Francis’s injunction against “scapegoats” is connected to this assault. Just as in the case of the 2008 banking crisis and the manipulation of the Libor interbank interest rates, no one is to be held to account for conditions at Stafford hospital, which caused the deaths of hundreds of people—at least no one in a position of authority.
Prime Minister David Cameron has rejected the demands of Stafford relatives that Sir David Nicholson should be made to resign. Nicholson ran the regional NHS strategic health authority in Stafford until 2006. He is now NHS chief executive and head of the NHS Commissioning Board overseeing the £20 billion cut in the NHS budget and responsible for bringing in more private providers.
Instead, the government has turned its fire against NHS staff, who are made the scapegoat for the scandal.
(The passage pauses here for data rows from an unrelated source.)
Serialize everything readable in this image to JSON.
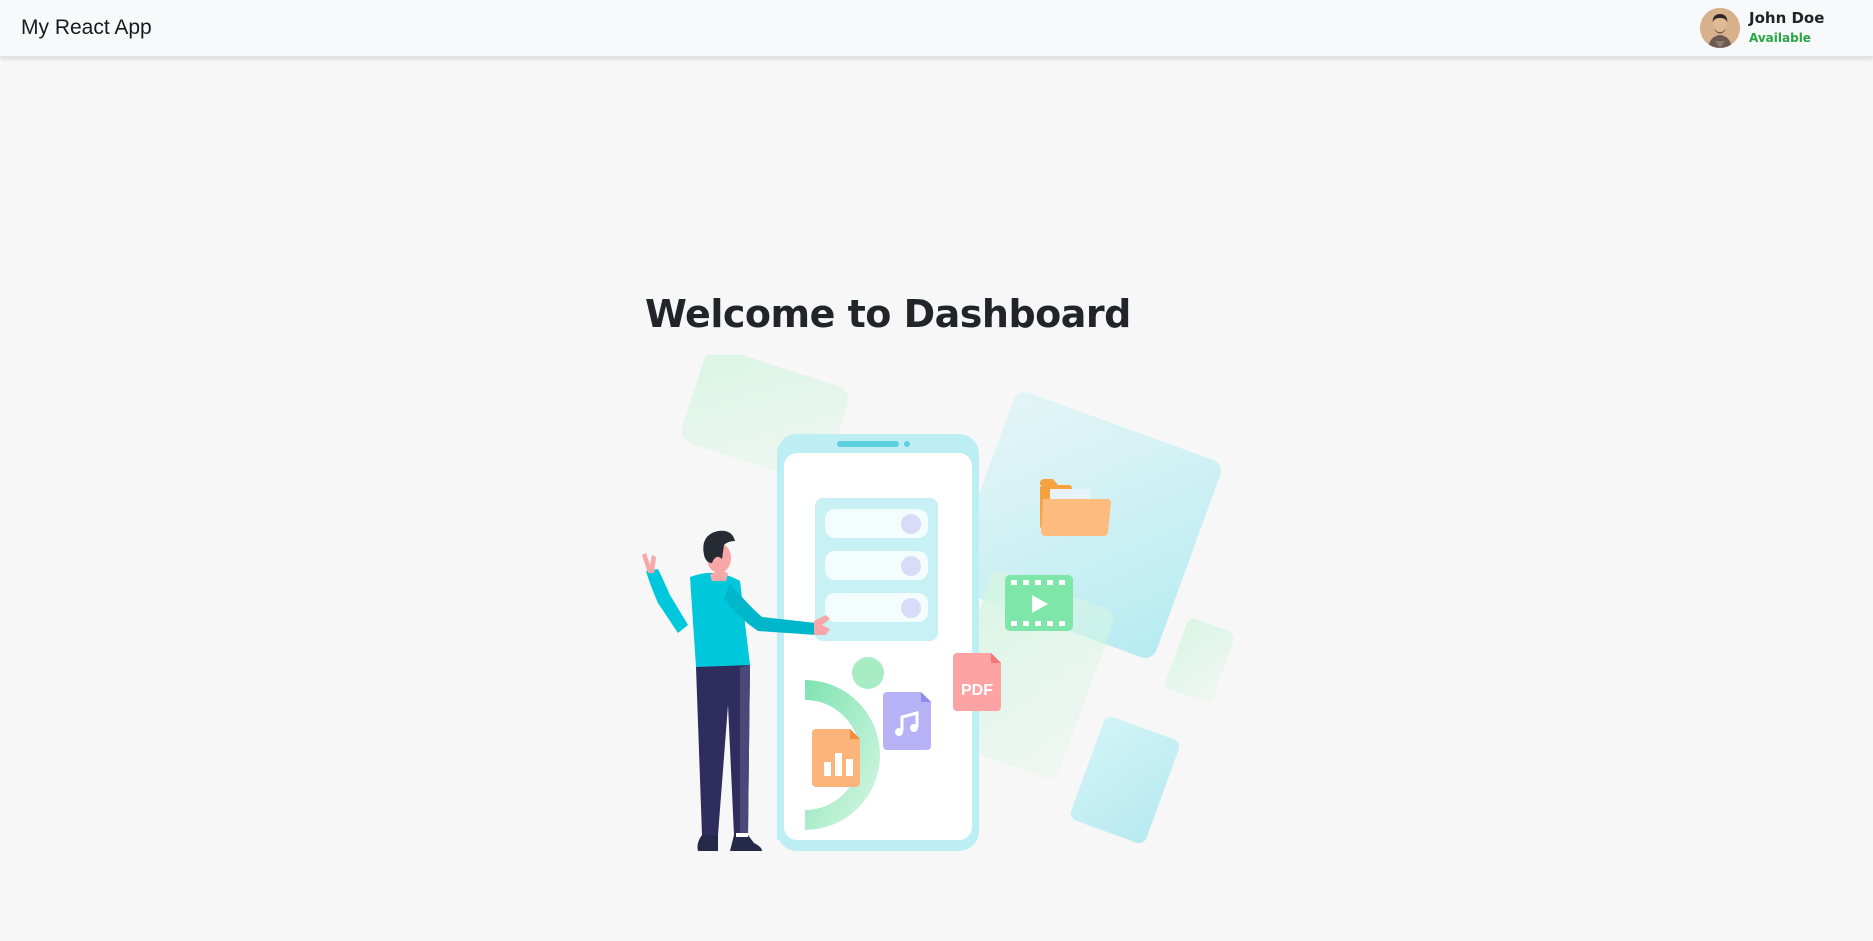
{
  "navbar": {
    "brand": "My React App",
    "user": {
      "name": "John Doe",
      "status": "Available",
      "status_color": "#28a745"
    }
  },
  "main": {
    "heading": "Welcome to Dashboard",
    "illustration": {
      "pdf_label": "PDF",
      "icons": [
        "folder-icon",
        "video-icon",
        "pdf-icon",
        "music-icon",
        "chart-file-icon"
      ]
    }
  },
  "colors": {
    "background": "#f7f7f7",
    "navbar": "#f8f9fa",
    "phone": "#bdeef3",
    "shirt": "#00c8dc",
    "pants": "#2f2d5e"
  }
}
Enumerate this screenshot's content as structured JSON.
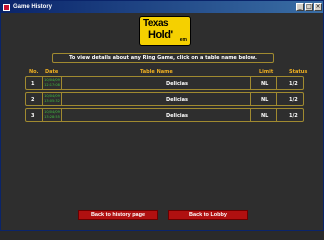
{
  "window": {
    "title": "Game History",
    "minimize": "_",
    "maximize": "□",
    "close": "×"
  },
  "logo": {
    "top": "Texas",
    "bottom": "Hold'",
    "suffix": "em"
  },
  "info_text": "To view details about any Ring Game, click on a table name below.",
  "columns": {
    "no": "No.",
    "date": "Date",
    "table_name": "Table Name",
    "limit": "Limit",
    "status": "Status"
  },
  "rows": [
    {
      "no": "1",
      "date": "10/04/09",
      "time": "12:17:08",
      "table": "Delicias",
      "limit": "NL",
      "status": "1/2"
    },
    {
      "no": "2",
      "date": "10/04/09",
      "time": "13:05:32",
      "table": "Delicias",
      "limit": "NL",
      "status": "1/2"
    },
    {
      "no": "3",
      "date": "10/04/09",
      "time": "13:28:55",
      "table": "Delicias",
      "limit": "NL",
      "status": "1/2"
    }
  ],
  "buttons": {
    "history": "Back to history page",
    "lobby": "Back to Lobby"
  }
}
Cameron has said that nurses’ salaries should be tied to “performance” and that a new inspection regime for hospital should be introduced, based on Ofsted—the body charged with inspections for schools.
Ofsted is the prime means through which the government is forcing schools to convert to Academy status—responsible for their own budgets, and setting the wages and conditions of their staff, and tied to private corporations or charities.
“Nurses should be hired and promoted on the basis of having compassion as a vocation and not just academic qualifications,” Cameron said.
Investigations have been launched into five other hospital trusts with poor mortality rates in Colchester, Tameside, Blackpool, East Lancashire and Basildon and Thurrock. Far from improving the service, the aim will be to justify the government’s privatisation agenda.
The terrible provision and the bullying and intimidation of staff at Stafford underscores the role of the trade unions in facilitating such conditions. Writing in the Guardian, Peter Carter, general secretary of the Royal College of Nursing, also claimed that the problem was one of a “toxic culture”, focussed on “targets not patients”, without once mentioning the government’s new Act nor the massive cuts being imposed.
Above all, the Stafford report demonstrates that decent health care is incompatible with the drive for profitability and the carving up of the NHS by private corporations. It points to the need for an independent political movement, outside of the control of the trade unions and any of the bourgeois parties, in the fight for a workers’ government and the nationalisation of health provision—including the vast pharmaceutical companies—under the democratic control of working people.
Ten families are suing University Hospitals Bristol Foundation Trust. Seven had children who died at Bristol Royal Hospital for Children between 2008 and 2012, and the children of three others suffered complications at the hospital that deal with children with heart problems. Alarms monitoring their children were turned down or switched off, and nursing numbers were so low the families often had to administer care and medicine.